Tobacco Meets Marijuana
I’ve heard commentators say that the tobacco industry isn’t doing too well and that it’s looking to invest in cannabis in order to shore up its outlook.
A recent and potentially game-changing deal provides evidence that this thesis might be true.
With a position of around 58.3 million OrganiGram shares, British American Tobacco will hold a whopping 19.9% stake in the cannabis cultivator.
And the partnership goes beyond British American Tobacco’s share ownership. Evidently, the two companies have also entered into a product development agreement.
Together, they’ll create a Center of Excellence to develop the next generation of cannabis products. The initial focus of these products will be cannabidiol (CBD).
“Both companies will contribute scientists, researchers, and product developers to the Center of Excellence which will be governed and supervised by a steering committee,” according to a joint statement from the two companies.
Proven Track Record
So what’s more important now: the infusion of capital or the vote of confidence in OrganiGram?
I would actually point to the vote of confidence as the headline story. Without a doubt, British American Tobacco conducted its due diligence and determined that OrganiGram is a strong cannabis-market contender.
“Organigram has a proven track record of consumer-led innovation and developing high quality adult-use recreational and medical cannabis products, which are legally available in Canada,” British American Tobacco explained.
As OrganiGram CEO Greg Engel asserts, the deal with British American Tobacco represents “a tremendous milestone in the evolution of Organigram.”
I tend to concur with Engel’s assessment. For one thing, the partnership should help strengthen OrganiGram’s ability to conduct research and development.

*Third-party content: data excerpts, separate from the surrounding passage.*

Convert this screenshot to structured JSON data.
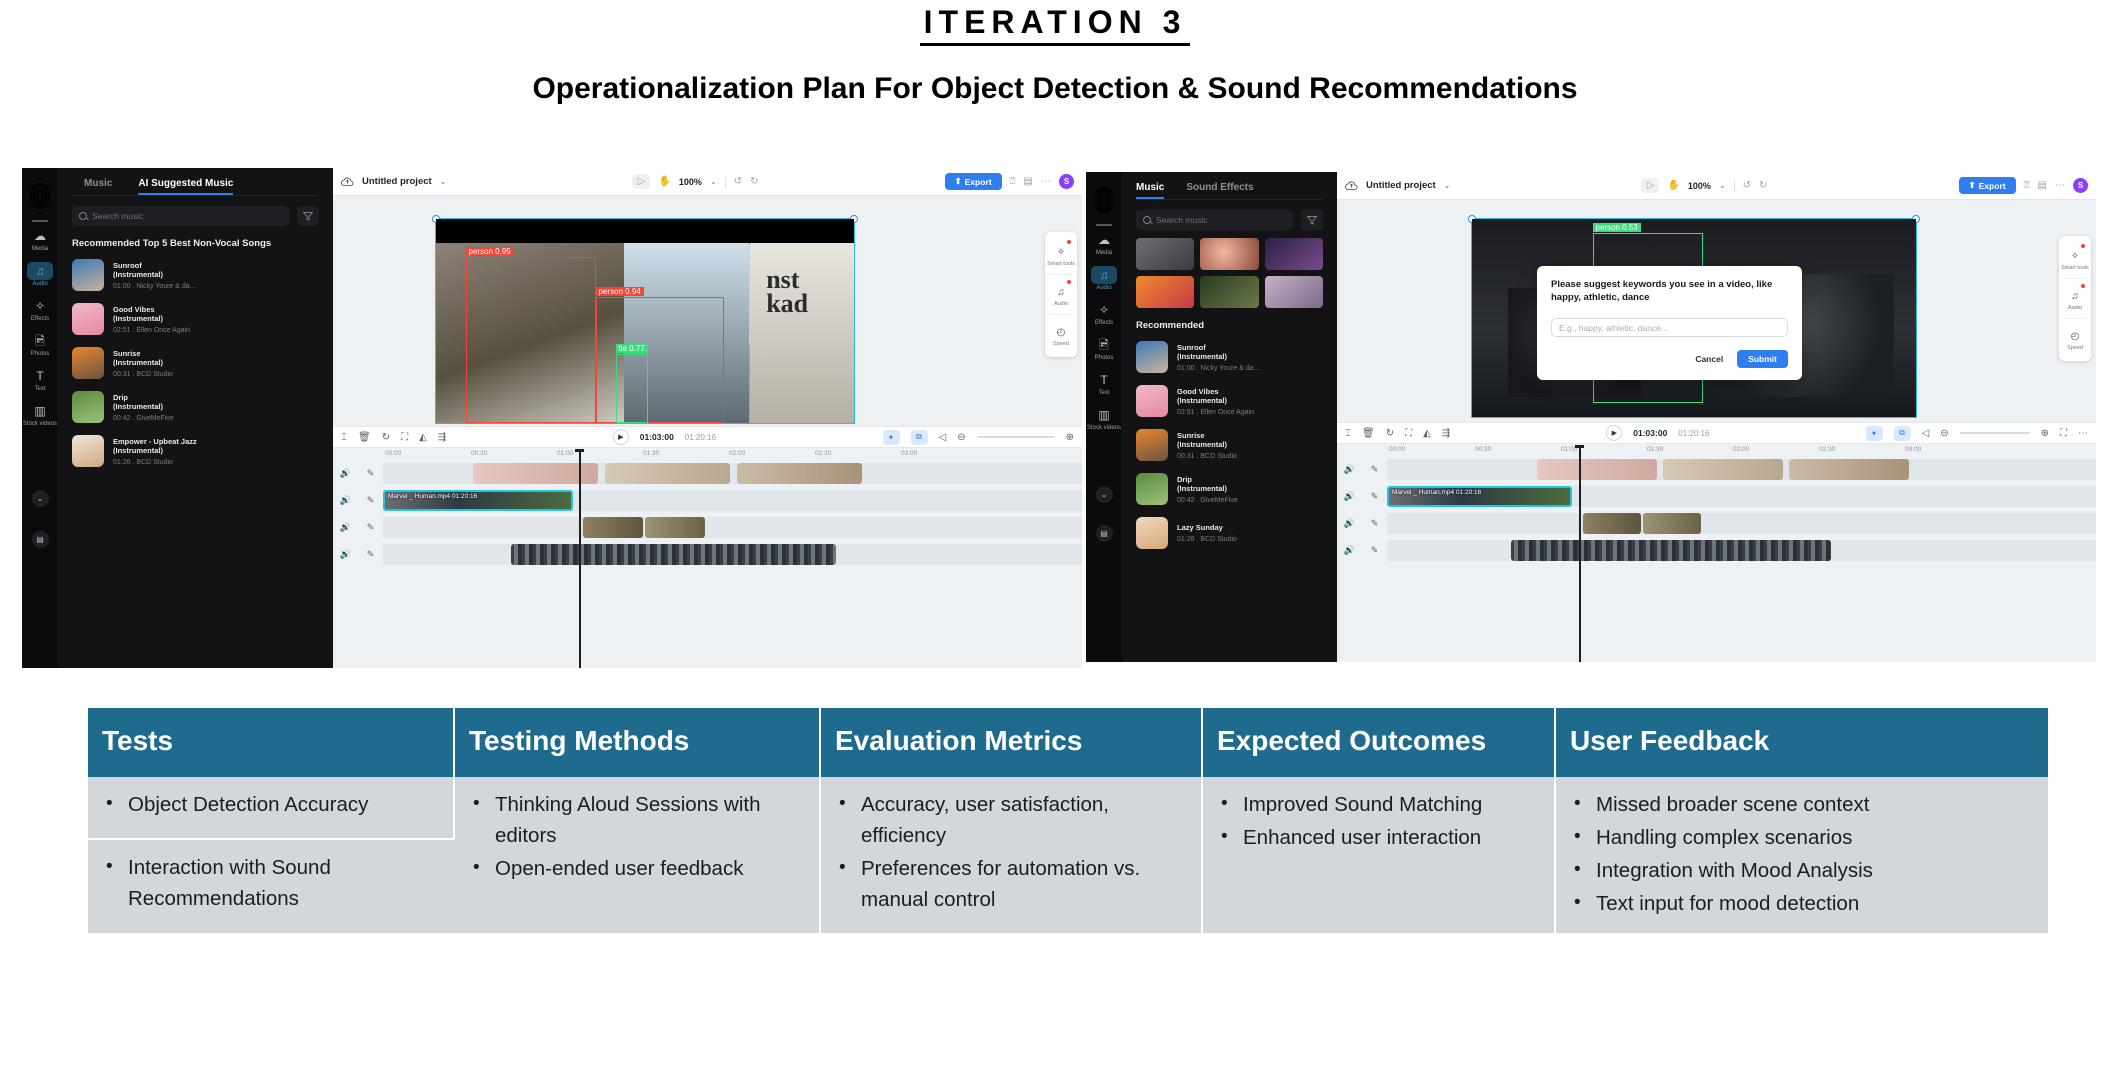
{
  "header": {
    "iteration_title": "ITERATION 3",
    "subtitle": "Operationalization Plan For Object Detection & Sound Recommendations"
  },
  "editor_left": {
    "nav": [
      {
        "label": "Media",
        "icon": "cloud-icon",
        "active": false
      },
      {
        "label": "Audio",
        "icon": "music-note-icon",
        "active": true
      },
      {
        "label": "Effects",
        "icon": "sparkle-icon",
        "active": false
      },
      {
        "label": "Photos",
        "icon": "image-icon",
        "active": false
      },
      {
        "label": "Text",
        "icon": "text-icon",
        "active": false
      },
      {
        "label": "Stock videos",
        "icon": "film-icon",
        "active": false
      }
    ],
    "tabs": [
      {
        "label": "Music",
        "active": false
      },
      {
        "label": "AI Suggested Music",
        "active": true
      }
    ],
    "search_placeholder": "Search music",
    "section_title": "Recommended Top 5 Best Non-Vocal Songs",
    "tracks": [
      {
        "title": "Sunroof (Instrumental)",
        "meta": "01:00 . Nicky Youre & da...",
        "c1": "#3f79b8",
        "c2": "#c7b49b"
      },
      {
        "title": "Good Vibes (Instrumental)",
        "meta": "02:51 . Ellen Once Again",
        "c1": "#f0b9c8",
        "c2": "#e5889f"
      },
      {
        "title": "Sunrise (Instrumental)",
        "meta": "00:31 . BCD Studio",
        "c1": "#e8872f",
        "c2": "#6b5440"
      },
      {
        "title": "Drip (Instrumental)",
        "meta": "00:42 . GiveMeFive",
        "c1": "#5c8a3f",
        "c2": "#9cc27a"
      },
      {
        "title": "Empower - Upbeat Jazz (Instrumental)",
        "meta": "01:26 . BCD Studio",
        "c1": "#efe6dc",
        "c2": "#cfa87e"
      }
    ],
    "header_bar": {
      "project_name": "Untitled project",
      "zoom": "100%",
      "export_label": "Export",
      "avatar_initial": "S"
    },
    "detections": [
      {
        "label": "person  0.95",
        "color": "#f2463a"
      },
      {
        "label": "person  0.94",
        "color": "#f2463a"
      },
      {
        "label": "tie  0.77",
        "color": "#3ddc7e"
      }
    ],
    "playbar": {
      "current": "01:03:00",
      "total": "01:20:16"
    },
    "ruler": [
      "00:00",
      "00:30",
      "01:00",
      "01:30",
      "02:00",
      "02:30",
      "03:00"
    ],
    "clip_label": "Marvel _ Human.mp4    01:20:16",
    "right_tools": [
      {
        "label": "Smart tools",
        "icon": "magic-wand-icon",
        "badge": true
      },
      {
        "label": "Audio",
        "icon": "music-note-icon",
        "badge": true
      },
      {
        "label": "Speed",
        "icon": "speedometer-icon",
        "badge": false
      }
    ]
  },
  "editor_right": {
    "nav": [
      {
        "label": "Media",
        "icon": "cloud-icon",
        "active": false
      },
      {
        "label": "Audio",
        "icon": "music-note-icon",
        "active": true
      },
      {
        "label": "Effects",
        "icon": "sparkle-icon",
        "active": false
      },
      {
        "label": "Photos",
        "icon": "image-icon",
        "active": false
      },
      {
        "label": "Text",
        "icon": "text-icon",
        "active": false
      },
      {
        "label": "Stock videos",
        "icon": "film-icon",
        "active": false
      }
    ],
    "tabs": [
      {
        "label": "Music",
        "active": true
      },
      {
        "label": "Sound Effects",
        "active": false
      }
    ],
    "search_placeholder": "Search music",
    "section_title": "Recommended",
    "tracks": [
      {
        "title": "Sunroof (Instrumental)",
        "meta": "01:00 . Nicky Youre & da...",
        "c1": "#3f79b8",
        "c2": "#c7b49b"
      },
      {
        "title": "Good Vibes (Instrumental)",
        "meta": "02:51 . Ellen Once Again",
        "c1": "#f0b9c8",
        "c2": "#e5889f"
      },
      {
        "title": "Sunrise (Instrumental)",
        "meta": "00:31 . BCD Studio",
        "c1": "#e8872f",
        "c2": "#6b5440"
      },
      {
        "title": "Drip (Instrumental)",
        "meta": "00:42 . GiveMeFive",
        "c1": "#5c8a3f",
        "c2": "#9cc27a"
      },
      {
        "title": "Lazy Sunday",
        "meta": "01:26 . BCD Studio",
        "c1": "#f0d8c0",
        "c2": "#d8a878"
      }
    ],
    "header_bar": {
      "project_name": "Untitled project",
      "zoom": "100%",
      "export_label": "Export",
      "avatar_initial": "S"
    },
    "detections": [
      {
        "label": "person  0.53",
        "color": "#3ddc7e"
      }
    ],
    "dialog": {
      "prompt": "Please suggest keywords you see in a video, like happy, athletic, dance",
      "input_placeholder": "E.g., happy, athletic, dance...",
      "cancel_label": "Cancel",
      "submit_label": "Submit"
    },
    "playbar": {
      "current": "01:03:00",
      "total": "01:20:16"
    },
    "ruler": [
      "00:00",
      "00:30",
      "01:00",
      "01:30",
      "02:00",
      "02:30",
      "03:00"
    ],
    "clip_label": "Marvel _ Human.mp4    01:20:16",
    "right_tools": [
      {
        "label": "Smart tools",
        "icon": "magic-wand-icon",
        "badge": true
      },
      {
        "label": "Audio",
        "icon": "music-note-icon",
        "badge": true
      },
      {
        "label": "Speed",
        "icon": "speedometer-icon",
        "badge": false
      }
    ]
  },
  "table": {
    "columns": [
      "Tests",
      "Testing Methods",
      "Evaluation Metrics",
      "Expected Outcomes",
      "User Feedback"
    ],
    "col1_rows": [
      [
        "Object Detection Accuracy"
      ],
      [
        "Interaction with Sound Recommendations"
      ]
    ],
    "col2": [
      "Thinking Aloud Sessions with editors",
      "Open-ended user feedback"
    ],
    "col3": [
      "Accuracy, user satisfaction, efficiency",
      "Preferences for automation vs. manual control"
    ],
    "col4": [
      "Improved Sound Matching",
      "Enhanced user interaction"
    ],
    "col5": [
      "Missed broader scene context",
      "Handling complex scenarios",
      "Integration with Mood Analysis",
      "Text input for mood detection"
    ]
  },
  "colors": {
    "header_teal": "#1f6b8e",
    "cell_gray": "#d3d7dc",
    "accent_blue": "#2f7ef0",
    "detect_red": "#f2463a",
    "detect_green": "#3ddc7e"
  }
}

Furthermore, the deal could bolster OrganiGram’s ability to raise capital that it can use to invest in U.S. and international cannabis markets.
The Bottom Line
Don’t be too surprised if multiple marijuana stocks, not only OGI stock, benefits from this development.
What does all of this mean for the owners of OrganiGram stock? There could still be more volatility ahead in the name ; make no mistake about that.
But it’s hard to feel bearish on OGI stock when a tobacco giant is taking such a large position in OrganiGram.
On the date of publication, David Moadel did not have (either directly or indirectly) any positions in the securities mentioned in this article.